After a few minutes, the stranger, satisfied with his avian exchange, resumed his itinerary. No more than thirty seconds later, as I walked past the bird stall, I noticed that a small hullabaloo had broken out. The shop assistant, plainly embarrassed, was hastily covering the cockatoo’s cage with a hood because the bird kept repeating with exemplary elocution the refrain,
Franco, you prick, you can’t lift your dick
. I was in no doubt at all about the source of the couplet. The stranger at least displayed a daring sense of humour and audacious political leanings, which in those days were as rare as skirts worn above the knee.

Distracted by the incident, I thought I’d lost sight of him, but soon I glimpsed his hunched figure standing in front of the window of the Bagués jewellery shop. I sidled over to one of the scriveners’ booths bordering the entrance to the Palace of La Virreina and observed him carefully. His eyes shone like rubies and the sight of gold and precious stones behind the bulletproof pane seemed to have awoken a lust in him that not even a row of chorus girls from La Criolla in its years of splendour could have aroused.

‘A love letter, an application, a request to the distinguished official of your choice, a spontaneous “hope this letter finds you well” for the relatives in the country, young man?’

The scribe whose booth I had adopted as a hiding place was peering out like a father confessor and looked at me expectantly, hoping I’d make use of his services. The poster above the counter read:

OSWALDO DARÍO DE MORTENSSEN

MAN OF LETTERS AND FREE THINKER

Writes love letters, petitions, wills, poems, praises,
greetings, pleas, obituaries, hymns, dissertations, applications
and all types of compositions in all classic styles and metrics
Ten céntimos per sentence (rhymes are extra)
Special prices for widows, disabled war veterans and minors
.

‘What say you, young man?

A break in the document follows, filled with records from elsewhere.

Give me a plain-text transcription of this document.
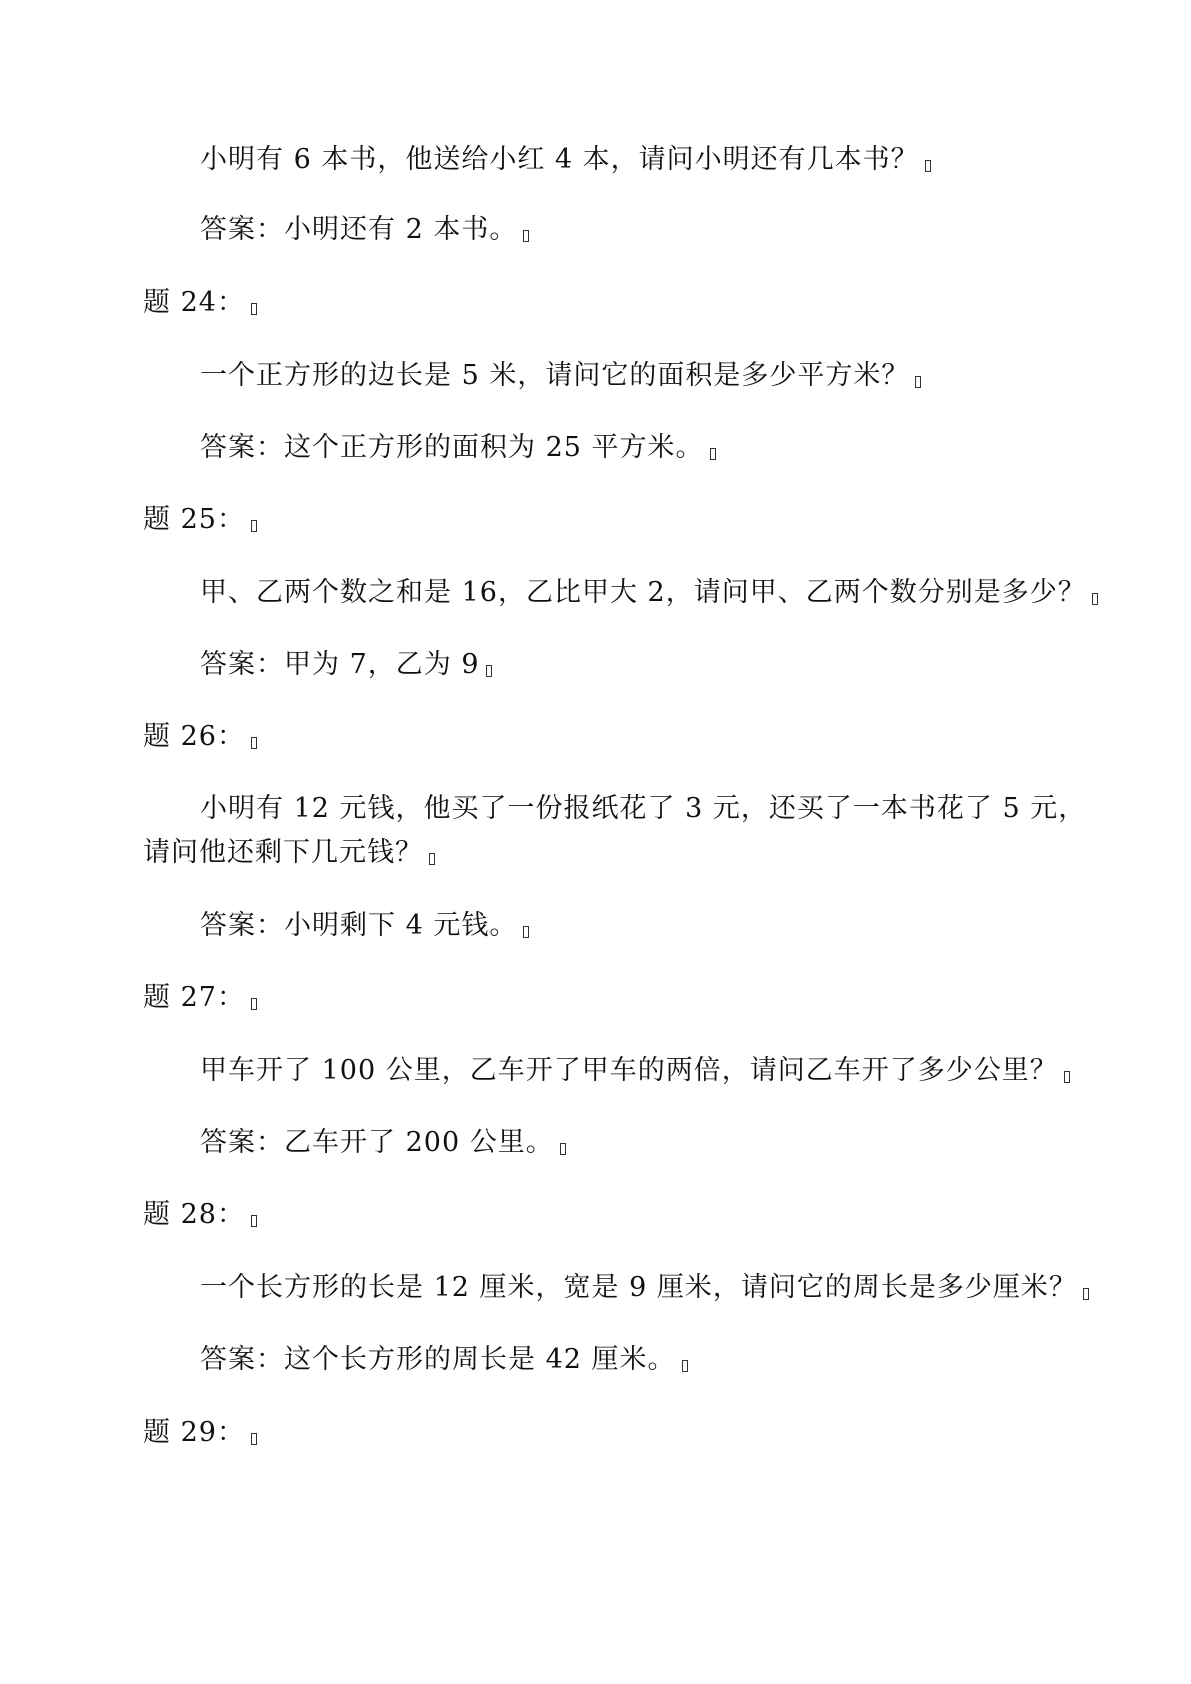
小明有 6 本书，他送给小红 4 本，请问小明还有几本书？
答案：小明还有 2 本书。
题 24：
一个正方形的边长是 5 米，请问它的面积是多少平方米？
答案：这个正方形的面积为 25 平方米。
题 25：
甲、乙两个数之和是 16，乙比甲大 2，请问甲、乙两个数分别是多少？
答案：甲为 7，乙为 9
题 26：
小明有 12 元钱，他买了一份报纸花了 3 元，还买了一本书花了 5 元，
请问他还剩下几元钱？
答案：小明剩下 4 元钱。
题 27：
甲车开了 100 公里，乙车开了甲车的两倍，请问乙车开了多少公里？
答案：乙车开了 200 公里。
题 28：
一个长方形的长是 12 厘米，宽是 9 厘米，请问它的周长是多少厘米？
答案：这个长方形的周长是 42 厘米。
题 29：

A love letter of the sort that makes girls of a courting age wet their petticoats with desire? I’ll give you a special price.’

I showed him my wedding ring. Oswaldo, the scribe, shrugged his shoulders, unperturbed.

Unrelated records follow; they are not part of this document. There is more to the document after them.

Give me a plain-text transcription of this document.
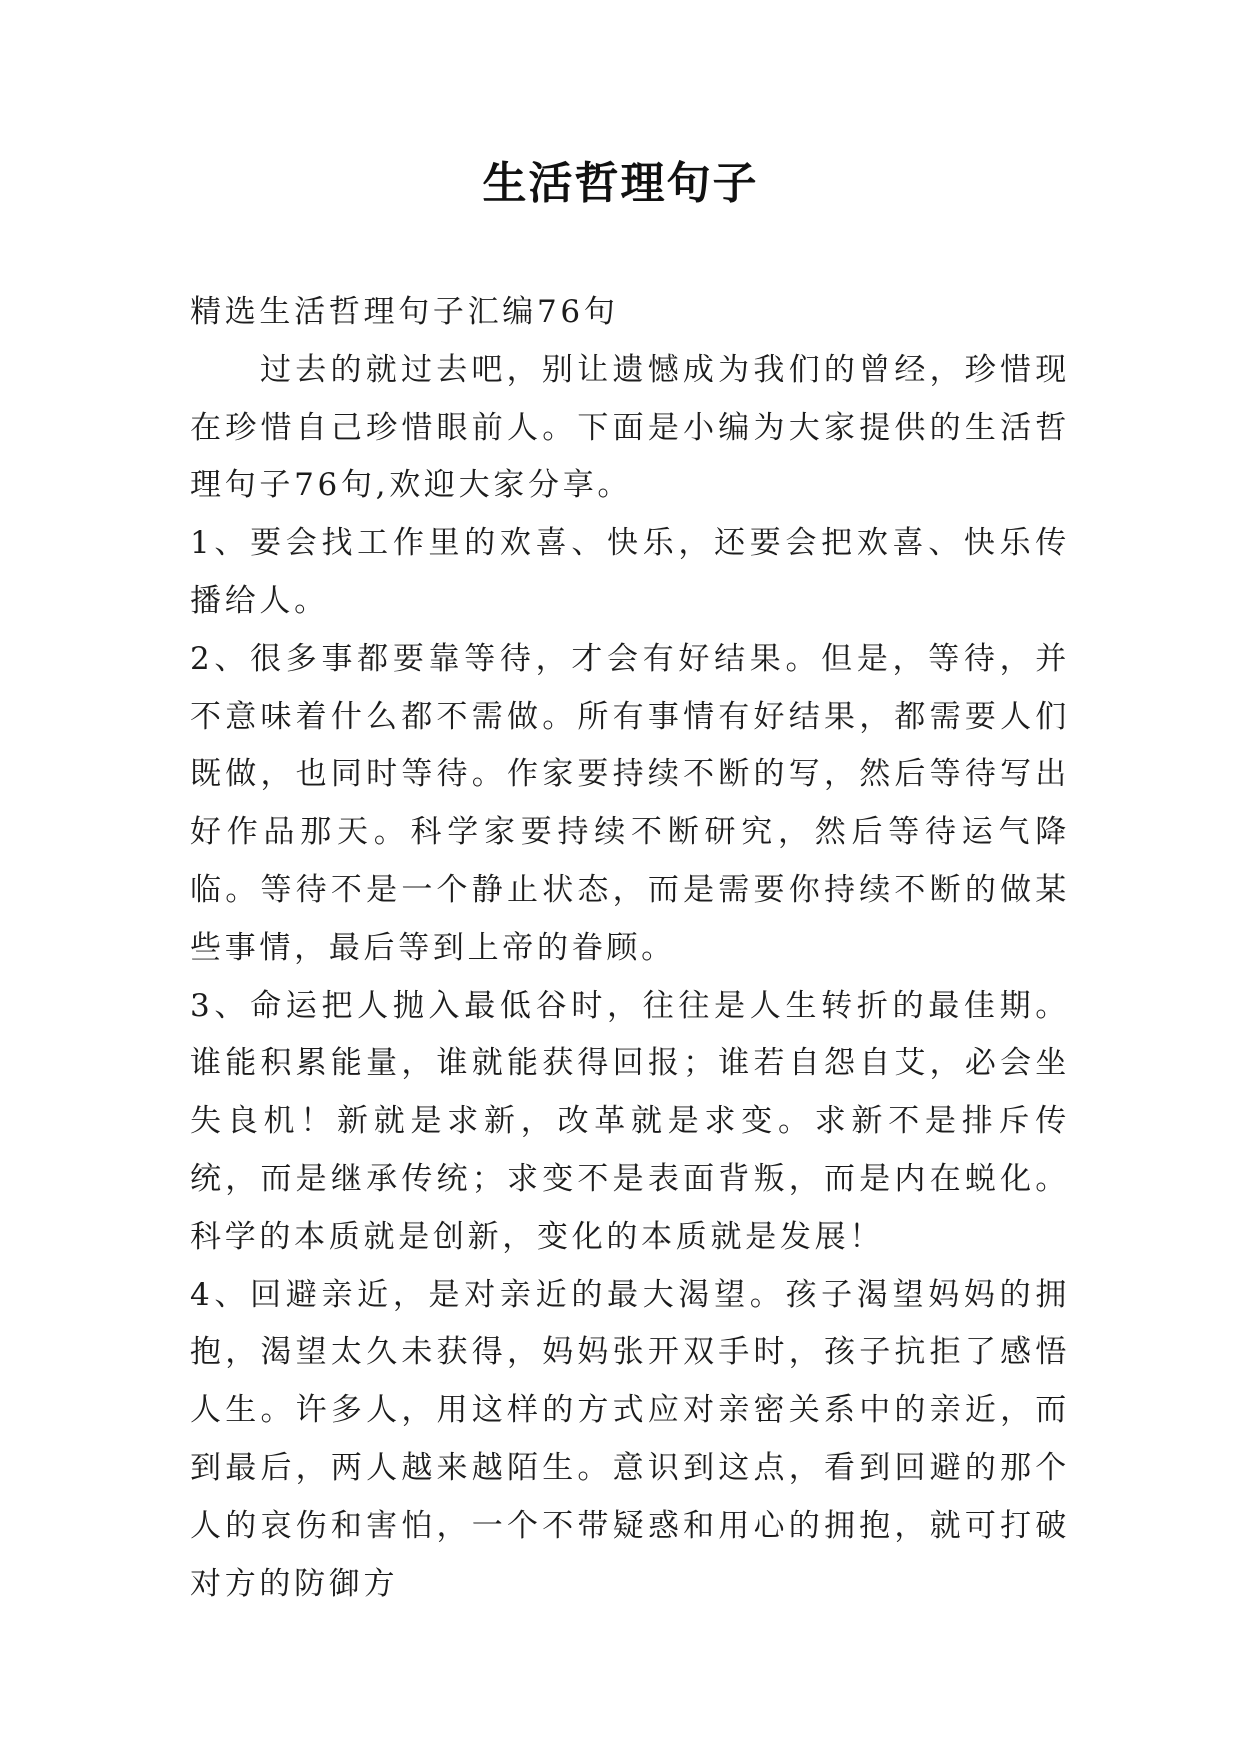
生活哲理句子

精选生活哲理句子汇编76句

过去的就过去吧，别让遗憾成为我们的曾经，珍惜现在珍惜自己珍惜眼前人。下面是小编为大家提供的生活哲理句子76句,欢迎大家分享。

1、要会找工作里的欢喜、快乐，还要会把欢喜、快乐传播给人。

2、很多事都要靠等待，才会有好结果。但是，等待，并不意味着什么都不需做。所有事情有好结果，都需要人们既做，也同时等待。作家要持续不断的写，然后等待写出好作品那天。科学家要持续不断研究，然后等待运气降临。等待不是一个静止状态，而是需要你持续不断的做某些事情，最后等到上帝的眷顾。

3、命运把人抛入最低谷时，往往是人生转折的最佳期。谁能积累能量，谁就能获得回报；谁若自怨自艾，必会坐失良机！新就是求新，改革就是求变。求新不是排斥传统，而是继承传统；求变不是表面背叛，而是内在蜕化。科学的本质就是创新，变化的本质就是发展！

4、回避亲近，是对亲近的最大渴望。孩子渴望妈妈的拥抱，渴望太久未获得，妈妈张开双手时，孩子抗拒了感悟人生。许多人，用这样的方式应对亲密关系中的亲近，而到最后，两人越来越陌生。意识到这点，看到回避的那个人的哀伤和害怕，一个不带疑惑和用心的拥抱，就可打破对方的防御方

‘These are modern times,’ he argued. ‘If you knew the number of married men and women who come by my booth …’

I read the notice again. There was something familiar about it, which I couldn’t put my finger on.

‘Your name rings a bell …’

‘I’ve seen better times. Maybe from back then.’

‘Is it your real name?’


Nom de plume
. An artist’s name needs to match his mission. On my birth certificate I’m Jenaro Rebollo, but with a name like that, who is going to entrust their love letters to me …? What do you say to the day’s offer? Are we to prepare a letter of passion and longing?’

‘Some other time.’

The scribe nodded with resignation. He followed my eyes and frowned, intrigued.

‘Watching the lame guy, aren’t you?’ he remarked casually.

‘Do you know him?’ I asked.

‘For about a week now I’ve seen him walk past this place every day and stop right there, by the jeweller’s shop window, where he stares open mouthed as if what was on show were not rings and necklaces but Bella Dorita’s bare derriere,’ he explained.